Big data has upended the old tactics. Using a combination of data analysis and personality tests, companies are finding new places to recruit qualified candidates. Big data gives companies context on individuals that goes beyond a background check.
Building the Best Worker
One key is to use big data to create a template of what an ideal candidate looks like. A company can measure and quantify the characteristics of people who are successful in the position. Based on that template, companies can hire for the traits and characteristics they want — as well as work experience. For example, ideal call center workers live near their work, use social networks, and are creative rather than empathetic or inquisitive, according to the Wall Street Journal.
If businesses are looking for talent in-house, big data gives them a better way to profile those employees and gauge potential in a new role. Big data also enables companies to analyze how likely candidates are to quit early or steal from the company.

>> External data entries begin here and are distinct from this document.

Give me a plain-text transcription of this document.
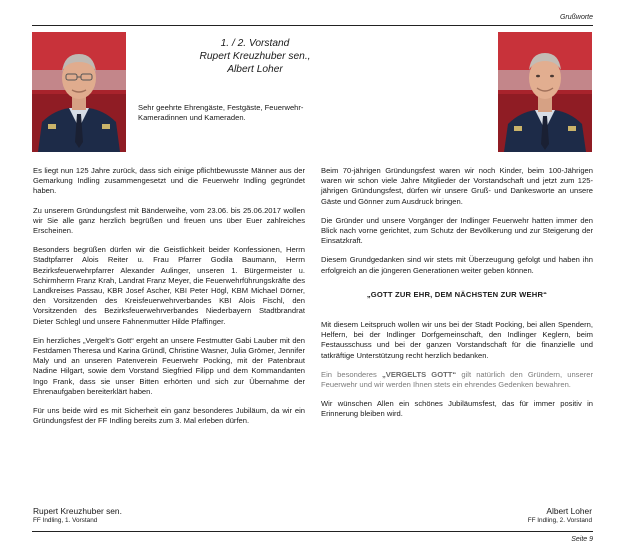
Grußworte
1. / 2. Vorstand
Rupert Kreuzhuber sen.,
Albert Loher
Sehr geehrte Ehrengäste, Festgäste, Feuerwehr-Kameradinnen und Kameraden.

Es liegt nun 125 Jahre zurück, dass sich einige pflichtbewusste Männer aus der Gemarkung Indling zusammengesetzt und die Feuerwehr Indling gegründet haben.

Zu unserem Gründungsfest mit Bänderweihe, vom 23.06. bis 25.06.2017 wollen wir Sie alle ganz herzlich begrüßen und freuen uns über Euer zahlreiches Erscheinen.

Besonders begrüßen dürfen wir die Geistlichkeit beider Konfessionen, Herrn Stadtpfarrer Alois Reiter u. Frau Pfarrer Godila Baumann, Herrn Bezirksfeuerwehrpfarrer Alexander Aulinger, unseren 1. Bürgermeister u. Schirmherrn Franz Krah, Landrat Franz Meyer, die Feuerwehrführungskräfte des Landkreises Passau, KBR Josef Ascher, KBI Peter Högl, KBM Michael Dörner, den Vorsitzenden des Kreisfeuerwehrverbandes KBI Alois Fischl, den Vorsitzenden des Bezirksfeuerwehrverbandes Niederbayern Stadtbrandrat Dieter Schlegl und unsere Fahnenmutter Hilde Pfaffinger.

Ein herzliches „Vergelt’s Gott“ ergeht an unsere Festmutter Gabi Lauber mit den Festdamen Theresa und Karina Gründl, Christine Wasner, Julia Grömer, Jennifer Maly und an unseren Patenverein Feuerwehr Pocking, mit der Patenbraut Nadine Hilgart, sowie dem Vorstand Siegfried Filipp und dem Kommandanten Ingo Frank, dass sie unser Bitten erhörten und sich zur Übernahme der Ehrenaufgaben bereiterklärt haben.

Für uns beide wird es mit Sicherheit ein ganz besonderes Jubiläum, da wir ein Gründungsfest der FF Indling bereits zum 3. Mal erleben dürfen.

Beim 70-jährigen Gründungsfest waren wir noch Kinder, beim 100-Jährigen waren wir schon viele Jahre Mitglieder der Vorstandschaft und jetzt zum 125-jährigen Gründungsfest, dürfen wir unsere Gruß- und Dankesworte an unsere Gäste und Gönner zum Ausdruck bringen.

Die Gründer und unsere Vorgänger der Indlinger Feuerwehr hatten immer den Blick nach vorne gerichtet, zum Schutz der Bevölkerung und zur Steigerung der Einsatzkraft.

Diesem Grundgedanken sind wir stets mit Überzeugung gefolgt und haben ihn erfolgreich an die jüngeren Generationen weiter geben können.

„GOTT ZUR EHR, DEM NÄCHSTEN ZUR WEHR“

Mit diesem Leitspruch wollen wir uns bei der Stadt Pocking, bei allen Spendern, Helfern, bei der Indlinger Dorfgemeinschaft, den Indlinger Keglern, beim Festausschuss und bei der ganzen Vorstandschaft für die finanzielle und tatkräftige Unterstützung recht herzlich bedanken.

Ein besonderes „VERGELTS GOTT“ gilt natürlich den Gründern, unserer Feuerwehr und wir werden Ihnen stets ein ehrendes Gedenken bewahren.

Wir wünschen Allen ein schönes Jubiläumsfest, das für immer positiv in Erinnerung bleiben wird.

Rupert Kreuzhuber sen.
FF Indling, 1. Vorstand
Albert Loher
FF Indling, 2. Vorstand
Seite 9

Be the Most Competitive Hiring Company
Beyond recruiting, big data apps like that offered by CareerBuilder enable companies to compare their job ads to those of the competition, by ad performance, demographics attracted and more. Companies can identify patterns in terms of which employees are churning fastest, which are performing best and why, and create a template of who will be most fitted for the job. They can build hiring assessment tests that enable them to look for the right traits.
All these abilities bring recruitment into the big data generation. For the first time, companies have tools that enable them to find the specific candidates they’re looking for. The result? Monetization of their big data in the form of more cost-efficient, accurate recruitment, as well as a workforce that truly performs. No wonder companies spent $3.8 billion on talent management software in 2011.